2020-02-13T17:14:58.403Z


Pharmacists repeatedly report supply bottlenecks for important medicines, such as pain relievers or thyroid medicines. The Bundestag has now decided on countermeasures.


Pharmacists repeatedly report supply bottlenecks for important medicines, such as pain relievers or thyroid medicines. The Bundestag has now decided on countermeasures.

Berlin (dpa) - In the fight against supply bottlenecks in medicines, the Bundestag passed amendments to the Medicines Act. In future, pharmaceutical companies may be obliged by the authorities to provide information about stocks, production and sales volume of certain medicines. In the event of bottlenecks, it can be ordered that companies or pharmaceutical wholesalers have to stock large quantities of these preparations.

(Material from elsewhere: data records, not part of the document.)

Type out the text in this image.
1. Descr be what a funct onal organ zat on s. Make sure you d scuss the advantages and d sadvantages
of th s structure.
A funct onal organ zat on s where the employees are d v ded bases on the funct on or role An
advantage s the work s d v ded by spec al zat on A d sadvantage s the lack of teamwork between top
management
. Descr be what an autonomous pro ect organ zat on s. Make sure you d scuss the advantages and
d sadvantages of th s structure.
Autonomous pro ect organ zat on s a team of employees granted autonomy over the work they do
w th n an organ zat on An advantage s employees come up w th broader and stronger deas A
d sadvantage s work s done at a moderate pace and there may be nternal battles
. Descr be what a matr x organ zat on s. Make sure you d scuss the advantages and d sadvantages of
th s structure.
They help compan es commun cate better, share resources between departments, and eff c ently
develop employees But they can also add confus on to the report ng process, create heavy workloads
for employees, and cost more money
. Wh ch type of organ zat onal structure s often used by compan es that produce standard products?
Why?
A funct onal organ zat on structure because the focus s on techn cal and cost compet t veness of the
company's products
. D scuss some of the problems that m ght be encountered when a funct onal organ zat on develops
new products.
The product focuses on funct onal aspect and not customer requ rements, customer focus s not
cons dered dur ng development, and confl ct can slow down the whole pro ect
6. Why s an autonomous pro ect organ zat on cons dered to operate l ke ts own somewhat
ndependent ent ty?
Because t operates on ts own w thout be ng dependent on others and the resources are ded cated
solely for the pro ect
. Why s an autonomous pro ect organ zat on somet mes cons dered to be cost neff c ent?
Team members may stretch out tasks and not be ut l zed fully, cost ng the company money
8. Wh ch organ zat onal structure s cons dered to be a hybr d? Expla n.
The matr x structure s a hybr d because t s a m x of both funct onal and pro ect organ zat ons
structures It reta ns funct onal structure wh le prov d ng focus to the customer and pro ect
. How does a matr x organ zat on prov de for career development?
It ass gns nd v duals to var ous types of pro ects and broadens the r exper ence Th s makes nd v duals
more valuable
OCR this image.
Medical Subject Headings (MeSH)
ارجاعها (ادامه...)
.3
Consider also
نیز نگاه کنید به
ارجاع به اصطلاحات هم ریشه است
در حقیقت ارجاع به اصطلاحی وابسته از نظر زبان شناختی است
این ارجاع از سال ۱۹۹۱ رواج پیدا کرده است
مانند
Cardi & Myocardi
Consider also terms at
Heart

The ABDA pharmacist association warns time and again about delivery bottlenecks for common medicines such as thyroid medicines, medicines for gout or ibuprofen pain relievers. There are many causes. Active ingredients are often produced in other countries, such as China or India, for cost reasons. If production is temporarily stopped there or a batch is not released for quality reasons, this also affects large manufacturers in Europe.

An advisory board is to be set up at the Federal Institute for Drugs and Medical Devices (BfArM) to monitor the supply situation at all times. The BfArM is to publish a constantly updated list of so-called active and critical active ingredients on its website.

Important for patients: According to the law, should there be delivery difficulties with certain inexpensive medicines, pharmacies can also dispense the more expensive medicines with the same active ingredient, the patient does not pay anything extra. The health insurance then bears the additional costs.

"Patients rightly expect to receive urgently needed medication quickly. That is why the federal government will intervene more in the distribution of medication than before," said Health Minister Jens Spahn (CDU).

Together with the amendments to the Medicinal Products Act, the Bundestag also passed a reform to reorganize the financial relationships of the statutory health insurance funds. The so-called "Faire-Kassen-Law" is intended to realign the financial equalization between the funds, and there are also new rules of conduct for competition among themselves. The health spokeswoman for the Union faction Karin Maag (CDU) said it should prevent the health insurance companies from only looking after the young and healthy.